Ele salienta que a decisão veio após pressão do presidente Jair Bolsonaro

O deputado Marcelo Ramos se manifestou após a decisão de destituí-lo do posto de vice-presidente da Câmara dos Deputados, nesta segunda-feira (23). Ele salienta que a decisão veio após pressão do presidente Jair Bolsonaro.

“Fui eleito pelo voto de 396 deputados e deputadas e destituído por 1 e atendendo a uma ordem do Presidente da República”, escreveu no Twitter.

A saída do parlamentar do cargo acontece após o ministro Alexandre de Moraes, do Tribunal Superior Eleitoral (TSE), reverter uma liminar que tinha concedido a favor do deputado, no fim de abril, que impedia o ex-partido de Ramos, o PL, de atuar para retirá-lo da vice-presidência da Câmara.

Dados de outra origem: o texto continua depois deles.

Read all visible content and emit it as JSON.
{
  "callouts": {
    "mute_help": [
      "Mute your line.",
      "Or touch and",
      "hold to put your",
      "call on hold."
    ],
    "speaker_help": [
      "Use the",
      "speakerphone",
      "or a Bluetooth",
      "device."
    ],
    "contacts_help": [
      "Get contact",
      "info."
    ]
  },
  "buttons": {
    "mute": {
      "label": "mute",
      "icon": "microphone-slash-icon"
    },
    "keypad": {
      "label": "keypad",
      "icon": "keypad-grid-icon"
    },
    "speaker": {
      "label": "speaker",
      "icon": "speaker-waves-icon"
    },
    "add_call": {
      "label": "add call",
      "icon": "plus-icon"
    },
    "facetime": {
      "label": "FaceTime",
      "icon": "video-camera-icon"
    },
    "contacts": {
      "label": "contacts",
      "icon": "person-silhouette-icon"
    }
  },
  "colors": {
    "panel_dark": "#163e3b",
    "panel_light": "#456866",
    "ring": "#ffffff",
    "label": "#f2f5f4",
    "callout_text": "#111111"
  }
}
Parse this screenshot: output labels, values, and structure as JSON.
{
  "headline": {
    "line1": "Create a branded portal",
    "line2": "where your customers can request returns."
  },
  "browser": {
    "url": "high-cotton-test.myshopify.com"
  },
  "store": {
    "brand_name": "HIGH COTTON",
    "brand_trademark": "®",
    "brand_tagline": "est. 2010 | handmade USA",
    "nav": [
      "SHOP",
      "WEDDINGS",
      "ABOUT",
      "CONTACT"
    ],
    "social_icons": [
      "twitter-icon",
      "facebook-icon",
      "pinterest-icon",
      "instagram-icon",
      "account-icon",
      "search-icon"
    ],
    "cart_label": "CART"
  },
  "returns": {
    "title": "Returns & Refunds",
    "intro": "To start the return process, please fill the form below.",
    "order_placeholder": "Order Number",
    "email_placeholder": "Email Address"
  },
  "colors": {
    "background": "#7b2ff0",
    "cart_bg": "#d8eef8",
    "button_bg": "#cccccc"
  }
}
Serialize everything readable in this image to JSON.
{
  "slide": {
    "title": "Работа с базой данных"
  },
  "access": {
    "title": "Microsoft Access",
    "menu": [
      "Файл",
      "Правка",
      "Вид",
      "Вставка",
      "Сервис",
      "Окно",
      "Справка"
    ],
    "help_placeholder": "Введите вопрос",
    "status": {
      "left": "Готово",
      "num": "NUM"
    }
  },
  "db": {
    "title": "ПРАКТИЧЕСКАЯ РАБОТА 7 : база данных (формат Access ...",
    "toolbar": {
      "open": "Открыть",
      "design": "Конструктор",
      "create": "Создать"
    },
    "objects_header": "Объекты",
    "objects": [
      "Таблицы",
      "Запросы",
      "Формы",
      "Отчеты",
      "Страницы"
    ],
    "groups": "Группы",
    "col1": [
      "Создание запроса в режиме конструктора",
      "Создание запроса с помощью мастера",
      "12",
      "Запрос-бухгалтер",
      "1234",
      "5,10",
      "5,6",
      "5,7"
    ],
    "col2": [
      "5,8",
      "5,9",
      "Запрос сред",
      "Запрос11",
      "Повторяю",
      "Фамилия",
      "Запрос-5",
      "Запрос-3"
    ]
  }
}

“Quero dizer que respeito e cumpro a decisão do Ministro Alexandre de Moraes que, não julgou o mérito, mas a incompetência do TSE. Eu sou um democrata e jurei a Constituição, defendo as decisões judiciais até quando discordo delas”, disse Ramos.

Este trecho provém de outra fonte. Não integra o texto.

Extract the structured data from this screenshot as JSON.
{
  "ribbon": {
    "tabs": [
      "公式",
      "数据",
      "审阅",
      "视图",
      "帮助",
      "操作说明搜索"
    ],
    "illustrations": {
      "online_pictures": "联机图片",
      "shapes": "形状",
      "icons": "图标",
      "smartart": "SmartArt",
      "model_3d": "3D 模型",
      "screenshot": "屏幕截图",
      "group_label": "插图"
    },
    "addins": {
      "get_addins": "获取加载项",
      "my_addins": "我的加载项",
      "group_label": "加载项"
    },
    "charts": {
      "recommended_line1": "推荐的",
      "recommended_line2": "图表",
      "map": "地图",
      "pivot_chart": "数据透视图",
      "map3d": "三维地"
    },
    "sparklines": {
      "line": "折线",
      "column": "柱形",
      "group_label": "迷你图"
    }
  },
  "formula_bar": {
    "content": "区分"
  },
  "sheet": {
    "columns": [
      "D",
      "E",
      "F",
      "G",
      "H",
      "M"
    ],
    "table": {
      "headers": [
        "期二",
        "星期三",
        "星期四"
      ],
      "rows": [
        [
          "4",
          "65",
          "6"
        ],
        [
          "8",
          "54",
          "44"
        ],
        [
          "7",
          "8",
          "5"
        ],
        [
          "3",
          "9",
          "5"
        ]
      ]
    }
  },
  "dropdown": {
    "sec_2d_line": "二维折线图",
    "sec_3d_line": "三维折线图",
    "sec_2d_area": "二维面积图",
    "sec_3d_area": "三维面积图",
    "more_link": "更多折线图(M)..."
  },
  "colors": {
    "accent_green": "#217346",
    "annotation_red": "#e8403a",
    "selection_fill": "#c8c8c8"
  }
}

Desde a semana passada, Jair Bolsonaro cobrava do presidente da Câmara, Arthur Lira (PP-AL), a destituição de Ramos do cargo. Pelo regimento interno, como o parlamentar migrou do PL para o PSD, ele automaticamente perderia sua função na Mesa Diretora.

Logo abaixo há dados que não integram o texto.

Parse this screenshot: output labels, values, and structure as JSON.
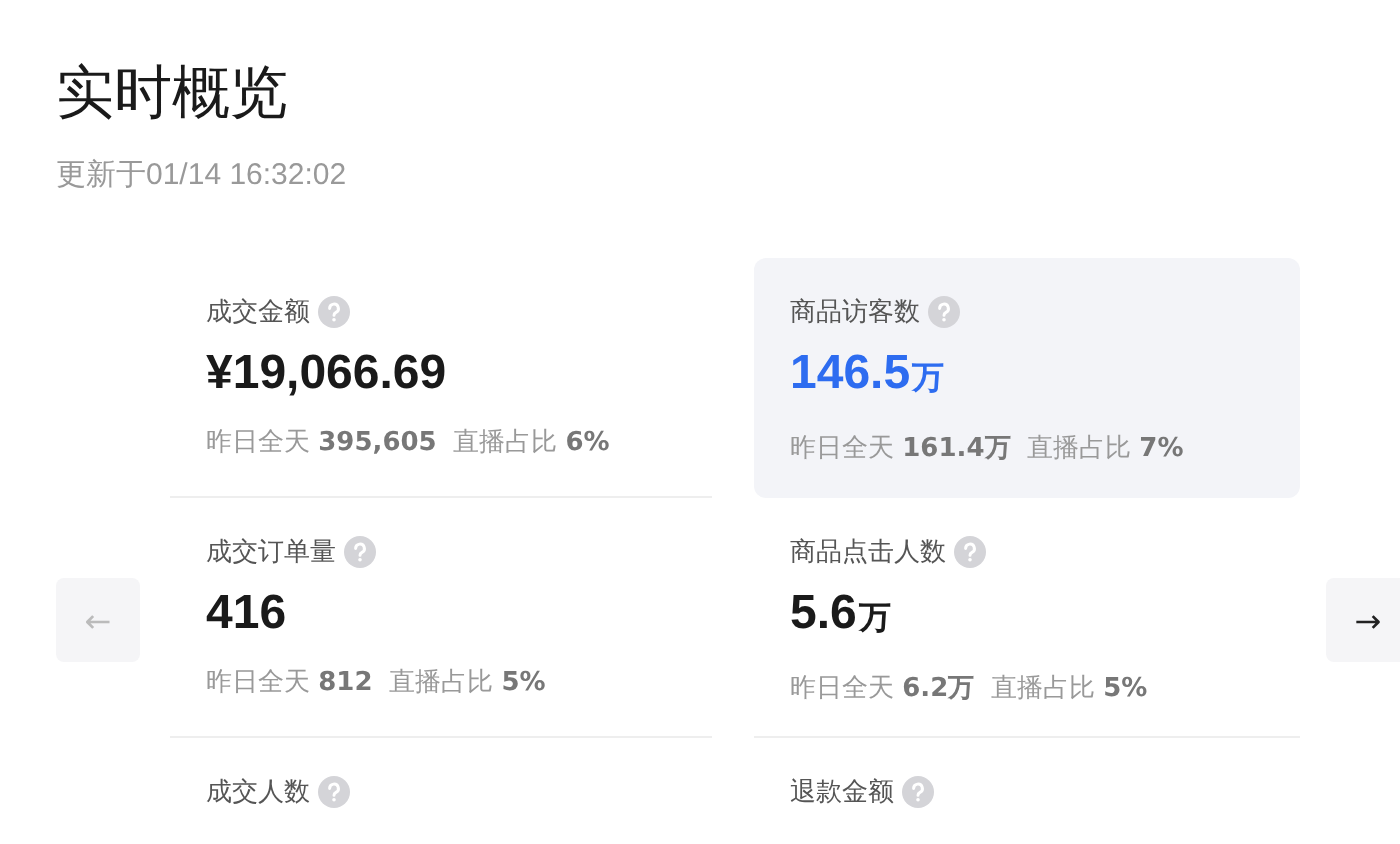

“Pressão do PL, não. Pressão do Presidente da República que deu uma ordem ao Presidente da Câmara por uma live”, disse Ramos ao afirmar que a decisão aconteceu após um pedido de Bolsonaro.

Lira, aliado do Planalto, já deu início aos preparativos em torno de uma nova eleição para escolher o nome do número 2 no comando da Casa legislativa.

O parlamentar disse que foi chantageado para parar de criticar o presidente e com isso continuaria na vice-presidência da Casa.

“Alguns achavam que me chantageavam quando sugeriram meu silêncio nas críticas ao presidente e na defesa do Amazonas para que não me retirassem da vice-presidência da Câmara em um gesto ilegal, arbitrário e antidemocrático. Não me conhecem”, escreveu nas redes sociais.

Em outra publicação, ele afirma que a vice-presidência da Câmara não vale a omissão aos ataques do governo federal à ZFM, que atingem os empregos dos amazonenses, as escolas dos amazonenses, os hospitais dos amazonenses, a Universidade do Estado do Amazonas, os recursos destinados ao interior do Amazonas.